Posts tagged "Swiss Federal Banking Act"

Parliament Adopts Partial Revision of the Swiss Federal Banking Act on December 17, 2021

The deposit insurance scheme relies on two pillars: banking regulation and deposit insurance.
One of the main provisions of the banking regulation is that banks need to have sufficient capital and liquidity at all times. If a bank is closed down, a deposit insurance’s role is to ensure that its clients will get their money back fast.

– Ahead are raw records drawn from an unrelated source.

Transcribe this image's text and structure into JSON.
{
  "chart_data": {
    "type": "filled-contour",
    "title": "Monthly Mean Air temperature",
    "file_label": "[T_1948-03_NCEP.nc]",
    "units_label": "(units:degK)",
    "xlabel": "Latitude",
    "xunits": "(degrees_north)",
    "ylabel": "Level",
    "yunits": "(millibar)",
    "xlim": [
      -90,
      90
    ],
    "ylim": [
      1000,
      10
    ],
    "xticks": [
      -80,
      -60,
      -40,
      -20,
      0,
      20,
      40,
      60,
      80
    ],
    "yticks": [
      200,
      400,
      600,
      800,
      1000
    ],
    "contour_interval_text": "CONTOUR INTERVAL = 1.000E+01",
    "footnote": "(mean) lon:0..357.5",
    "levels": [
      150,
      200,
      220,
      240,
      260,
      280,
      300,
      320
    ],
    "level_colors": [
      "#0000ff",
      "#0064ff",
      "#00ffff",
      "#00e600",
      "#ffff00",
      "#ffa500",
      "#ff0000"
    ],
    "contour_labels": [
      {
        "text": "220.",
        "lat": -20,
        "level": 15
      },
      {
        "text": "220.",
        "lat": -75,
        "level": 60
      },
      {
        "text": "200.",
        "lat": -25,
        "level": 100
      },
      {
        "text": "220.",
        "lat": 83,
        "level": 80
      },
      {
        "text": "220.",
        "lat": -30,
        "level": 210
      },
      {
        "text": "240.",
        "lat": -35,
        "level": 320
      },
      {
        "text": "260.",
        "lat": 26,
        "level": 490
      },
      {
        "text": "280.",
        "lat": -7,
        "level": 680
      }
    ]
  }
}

Switzerland’s parliament passed a partial amendment of the Swiss Federal Banking Act (Bundesgesetz ├╝ber die Banken und Sparkassen) on December 17, 2021. These changes are made to ensure the stability of the financial markets and to protect customers’ bank deposits.

There are three main areas of investment protection addressed by this recent partial revision, which was first proposed by the Federal Council and has now been approved by the Swiss Parliament: 

  1. Payment of deposit insurance;
  2. Deposit insurance scheme; and
  3. Improvement of financial market stability.

Insured Deposit Payments (Einlagensicherung)

Per the bankruptcy liquidator’s promise, insured deposits will be paid out (up to CHF 100,000 per customer and bank within seven working days.

Insurance for Deposits

Deposit insurance’s maximum contribution will increase from 6 billion Swiss francs to 1.6% of the insured deposit total (which currently amounts to around CHF 7.4 billion). Six billion Swiss francs is the absolute minimum.

Stability in the financial markets

Permanently depositing high-quality assets or Swiss francs with an independent custodian will safeguard the other half of the banks’ commitment to the deposit insurance program.

This new Swiss Banking Act also includes changes related to bank insolvency and the segregation of securities implemented in the Swiss Federal Act on Intermediated Securities.

What is the goal of deposit insurance, and what advantages does it bring to the bank’s clients? 

The purpose of deposit insurance is to offer a bank’s clients sufficient money to cover all their day-to-day living costs within a short period of time in case their bank goes bankrupt. This certainty increases banks’ level of trust and stops a “run on the bank” and its negative impact on society. 

Why should the legislation be revised? 

Measures like more stringent capital adequacy and liquidity directions and the undertaking of “too big to fail” protocols have further enhanced the stability of the financial sector and the overall security of banks.

As an added security feature, during the 2008 financial crisis, deposit insurance was considerably improved. From that moment, Switzerland’s deposit insurance scheme has had efficacious tools at its disposal that are not available anywhere else. Two of these instruments are 

  • The payment of deposits from the bank’s available liquidity and 
  • The 125% rule which demands banks to hold liquid assets in Switzerland. These assets serve as additional collateral to ensure the payment of their protected and preferential deposits. 

How will the proposal affect banks?

Diminishing the time accepted to payout will lead to higher expenditures for banks. Still, these costs should be regarded as one-off implementation costs of around CHF 90 million, followed by expenses of roughly CHF 22 million per year, which will increase the financial sector’s reputation.

In Conclusion

The planned correction is practical, and it would further improve the financial market stability, the security of the banks, and the reputation of the Swiss banking industry.